Many U.S. companies have taken notice and increased operations there. Costco (NASDAQ:COST) recently bought out its Mexican joint venture partner, in effect doubling its stake in the country. Walmart (NYSE:WMT) has had great success with its separately incorporated subsidiary Walmart de Mexico (PINK:WMMVY), and AutoZone (NYSE:AZO) also has successfully expanded there.
Still, playing Mexico with U.S. companies is more difficult thanks to the much smaller size relative to the U.S. economy. Walmart de Mexico is different, as it actually is a separate, $52 billion company controlled by Walmart with pink sheet-traded ADRs in the U.S.
WalMex, as the company often is called, grows faster than Walmart as it is smaller and disposable incomes in Mexico also grow faster. In the 2001-11 period, WMMVY showed a 15.9% compounded annual growth rate (CAGR) of sales, an 18.8% CAGR of EBITDA, and 17.5% shareholder return CAGR. There were serious bribery issues that hit shares earlier in 2012, but permit problems are not solely a Mexican issue.
WalMex is the lowest-cost major retailer in Mexico, and in a way, it is duplicating its strategy from the U.S. by also operating standalone supermarkets that take out inefficient small shops in the country. This matters to Mexican consumers as food is a much bigger component of their disposable incomes.
In the latest reported quarter, WalMex had MXN $87.3 billion in sales from Mexico with MXN $13.6 billion coming from adjacent Latin American countries. Total WalMex return on invested capital (ROIC) is an industry-leading 19%. (WalMex management conveniently includes ROIC for Costco and Target (NYSE:TGT) of 12% and 11%, but forgets to include the WMT ROIC, which likely is lower based on the comparison of other profitability metrics).
Mexico seems to have made a turn for the better, and despite its numerous problems, the environment is changing and its stock market has noticed. Since the country is less developed than Brazil, Argentina or Chile on a GDP/capita basis and is less exposed to China and Europe than any other major emerging markets, that outperformance is likely to continue.

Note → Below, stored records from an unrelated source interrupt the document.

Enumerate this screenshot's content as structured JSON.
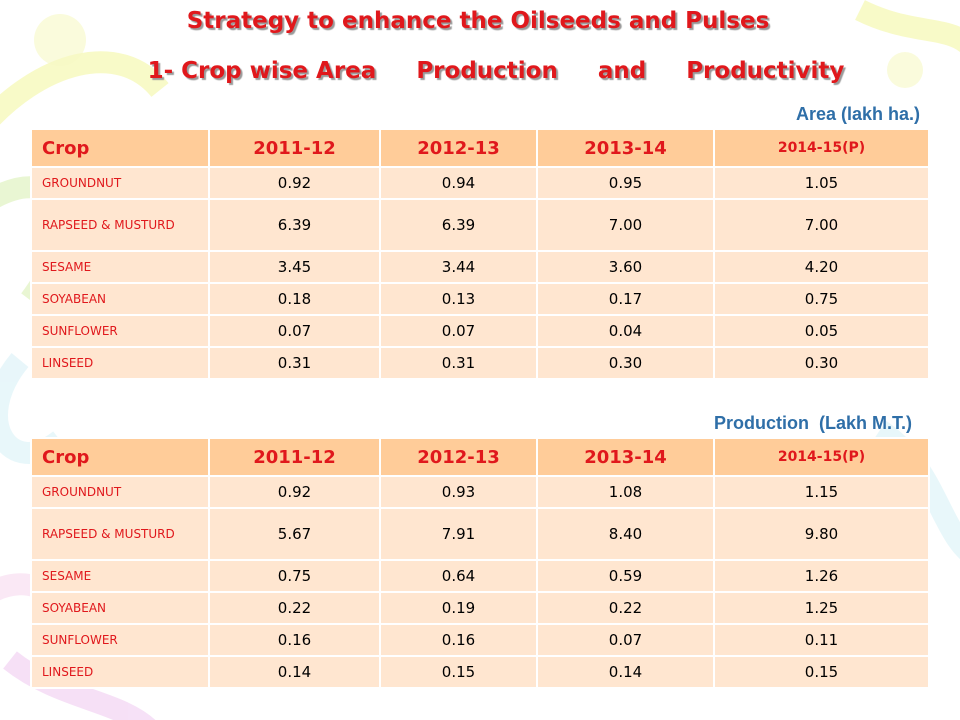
{
  "title": "Strategy to enhance the Oilseeds and Pulses",
  "subtitle": {
    "part1": "1- Crop wise Area",
    "part2": "Production",
    "part3": "and",
    "part4": "Productivity"
  },
  "area_unit": "Area (lakh ha.)",
  "production_unit": "Production  (Lakh M.T.)",
  "colors": {
    "title": "#e0181c",
    "unit": "#2f6fa8",
    "header_bg": "#ffcc99",
    "row_bg": "#ffe6d0"
  },
  "area_table": {
    "headers": [
      "Crop",
      "2011-12",
      "2012-13",
      "2013-14",
      "2014-15(P)"
    ],
    "rows": [
      {
        "crop": "GROUNDNUT",
        "values": [
          "0.92",
          "0.94",
          "0.95",
          "1.05"
        ]
      },
      {
        "crop": "RAPSEED & MUSTURD",
        "values": [
          "6.39",
          "6.39",
          "7.00",
          "7.00"
        ]
      },
      {
        "crop": "SESAME",
        "values": [
          "3.45",
          "3.44",
          "3.60",
          "4.20"
        ]
      },
      {
        "crop": "SOYABEAN",
        "values": [
          "0.18",
          "0.13",
          "0.17",
          "0.75"
        ]
      },
      {
        "crop": "SUNFLOWER",
        "values": [
          "0.07",
          "0.07",
          "0.04",
          "0.05"
        ]
      },
      {
        "crop": "LINSEED",
        "values": [
          "0.31",
          "0.31",
          "0.30",
          "0.30"
        ]
      }
    ]
  },
  "production_table": {
    "headers": [
      "Crop",
      "2011-12",
      "2012-13",
      "2013-14",
      "2014-15(P)"
    ],
    "rows": [
      {
        "crop": "GROUNDNUT",
        "values": [
          "0.92",
          "0.93",
          "1.08",
          "1.15"
        ]
      },
      {
        "crop": "RAPSEED & MUSTURD",
        "values": [
          "5.67",
          "7.91",
          "8.40",
          "9.80"
        ]
      },
      {
        "crop": "SESAME",
        "values": [
          "0.75",
          "0.64",
          "0.59",
          "1.26"
        ]
      },
      {
        "crop": "SOYABEAN",
        "values": [
          "0.22",
          "0.19",
          "0.22",
          "1.25"
        ]
      },
      {
        "crop": "SUNFLOWER",
        "values": [
          "0.16",
          "0.16",
          "0.07",
          "0.11"
        ]
      },
      {
        "crop": "LINSEED",
        "values": [
          "0.14",
          "0.15",
          "0.14",
          "0.15"
        ]
      }
    ]
  }
}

Ivan Martchev is a research consultant with institutional money manager Navellier & Associates. The opinions expressed are his own. Navellier & Associates holds positions in AutoZone, Costco, Target, and Wal-Mart for its clients. This is neither a recommendation to buy nor sell the stocks mentioned in this article. Investors should consult their financial adviser prior to making any decision to buy or sell the aforementioned securities. Investing in non-U.S. securities including ADRs involves significant risks, such as fluctuation of exchange rates, that may have adverse effects on the value of the security. Securities of some foreign companies may be less liquid and prices more volatile. Information regarding securities of non-U.S. issuers may be limited.